Vinia and Amalia visited our project’s area in West Bengal, India, in April. They met farmers and their families in order to gain a better understanding of the groundwater use for irrigation in the area, as well as the hygienic conditions in the households.
Here is their experiences and findings:
“Two workshops were held for training the local project workers on qualitative analysis and indicating the most important findings of the Baseline Survey, which was conducted by the local staff of JGVK after being initiated by Marie, Tine and Jeanne back in November, 2018.
At the workshops knowledge about the SRI (System of Rice Intensification) method in comparison with the conventional agricultural methods was obtained and its sustainability was evaluated. Due to the cyclone Fani in May, the harvest outcome was not yet known by the time of visit, thus such a comparison was not possible yet. The prolonged growth period of the SRI is also playing a role.

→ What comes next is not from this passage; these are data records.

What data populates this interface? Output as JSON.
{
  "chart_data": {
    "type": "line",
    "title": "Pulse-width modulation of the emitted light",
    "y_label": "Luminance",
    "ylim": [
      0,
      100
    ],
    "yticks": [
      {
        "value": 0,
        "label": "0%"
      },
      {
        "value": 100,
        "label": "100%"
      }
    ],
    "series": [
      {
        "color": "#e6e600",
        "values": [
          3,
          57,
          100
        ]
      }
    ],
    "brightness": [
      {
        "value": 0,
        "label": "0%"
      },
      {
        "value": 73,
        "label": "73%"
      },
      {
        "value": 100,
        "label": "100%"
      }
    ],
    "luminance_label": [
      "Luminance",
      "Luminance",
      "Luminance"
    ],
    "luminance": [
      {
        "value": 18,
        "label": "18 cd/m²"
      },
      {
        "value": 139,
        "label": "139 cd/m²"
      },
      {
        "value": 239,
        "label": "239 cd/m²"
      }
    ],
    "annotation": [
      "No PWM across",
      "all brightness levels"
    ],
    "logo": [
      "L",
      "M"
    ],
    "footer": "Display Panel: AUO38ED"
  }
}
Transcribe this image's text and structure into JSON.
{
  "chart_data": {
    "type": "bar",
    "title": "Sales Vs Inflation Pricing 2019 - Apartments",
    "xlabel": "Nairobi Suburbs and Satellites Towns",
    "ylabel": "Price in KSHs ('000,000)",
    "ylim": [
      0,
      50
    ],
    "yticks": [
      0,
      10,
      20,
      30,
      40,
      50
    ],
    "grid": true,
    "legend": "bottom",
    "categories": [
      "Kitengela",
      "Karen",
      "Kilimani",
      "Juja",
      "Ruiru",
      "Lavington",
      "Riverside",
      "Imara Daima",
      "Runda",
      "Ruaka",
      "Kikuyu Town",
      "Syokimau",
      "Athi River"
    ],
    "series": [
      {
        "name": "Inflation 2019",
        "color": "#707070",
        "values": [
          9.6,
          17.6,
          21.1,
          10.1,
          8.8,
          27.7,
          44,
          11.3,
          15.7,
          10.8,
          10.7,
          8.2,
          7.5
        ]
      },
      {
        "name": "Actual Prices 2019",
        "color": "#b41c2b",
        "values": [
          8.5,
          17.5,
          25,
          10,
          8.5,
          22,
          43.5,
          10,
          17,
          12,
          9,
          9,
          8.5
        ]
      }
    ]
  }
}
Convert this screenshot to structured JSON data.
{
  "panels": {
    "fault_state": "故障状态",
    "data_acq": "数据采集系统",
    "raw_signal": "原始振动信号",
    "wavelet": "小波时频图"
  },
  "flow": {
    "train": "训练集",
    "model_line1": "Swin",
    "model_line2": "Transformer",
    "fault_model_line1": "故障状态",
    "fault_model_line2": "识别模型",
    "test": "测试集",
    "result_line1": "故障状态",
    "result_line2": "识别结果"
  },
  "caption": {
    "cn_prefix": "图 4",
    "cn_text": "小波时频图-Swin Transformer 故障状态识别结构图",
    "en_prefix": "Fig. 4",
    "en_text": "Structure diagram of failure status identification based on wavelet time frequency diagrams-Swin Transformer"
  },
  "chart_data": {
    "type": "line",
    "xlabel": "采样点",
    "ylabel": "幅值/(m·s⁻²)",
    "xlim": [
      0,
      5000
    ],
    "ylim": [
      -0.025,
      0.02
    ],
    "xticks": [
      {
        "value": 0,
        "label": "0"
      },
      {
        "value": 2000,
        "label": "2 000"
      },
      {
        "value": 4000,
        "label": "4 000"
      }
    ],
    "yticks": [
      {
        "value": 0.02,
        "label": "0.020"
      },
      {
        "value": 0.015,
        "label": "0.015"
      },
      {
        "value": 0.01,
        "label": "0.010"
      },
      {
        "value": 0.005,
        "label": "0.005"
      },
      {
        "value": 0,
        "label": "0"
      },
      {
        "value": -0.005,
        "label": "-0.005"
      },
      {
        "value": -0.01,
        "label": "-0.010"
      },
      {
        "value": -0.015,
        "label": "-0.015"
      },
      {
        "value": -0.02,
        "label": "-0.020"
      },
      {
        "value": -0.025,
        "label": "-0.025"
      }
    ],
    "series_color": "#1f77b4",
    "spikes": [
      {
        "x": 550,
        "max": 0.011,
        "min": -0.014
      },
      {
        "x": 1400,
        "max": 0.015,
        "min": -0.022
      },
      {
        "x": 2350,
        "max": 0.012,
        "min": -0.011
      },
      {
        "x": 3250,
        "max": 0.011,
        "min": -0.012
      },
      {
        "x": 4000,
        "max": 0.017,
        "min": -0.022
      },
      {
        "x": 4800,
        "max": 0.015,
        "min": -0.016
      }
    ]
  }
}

An estimation of the water consumption for irrigation took place in the fields. None of the farmers knew how to estimate the water needed for irrigation, only in terms of watering hours. A rough estimation showed that rice is the crop with the highest water need, with more than double compared to bananas, which has the second highest need.
The surface water abundance was remarkable, despite the fact that the visit occurred during the dry season, as light and heavy rain had already fallen. This has caused damage to the crops and many farmers had to pump out water from their fields. However, at the beginning of February there was depletion of both ground and pond water, as in the previous years, and dry tube-well pumps were identified during the visit in April. Despite the fact that people are aware of the groundwater depletion due to irrigation, shallow pumps are still used.
The main source of clean water for the majority of the households is the tube-well water. Problems are faced during the fetching, with dry wells being the most important issue during the dry period. The households use groundwater for drinking and cooking purposes considering it as safe, thus not purifying it. However, some were not sure about or aware of the groundwater quality. Pond water is used for other everyday needs, such as bathing and cleaning clothes, though believing that it is unsafe. Plenty of them do not use soap every time they wash their hands. To provide a glass of water, the glass is rinsed with clean water but bare, dirty hands. Nevertheless, in general, people are aware that following hygienic practices is important for preventing diseases.”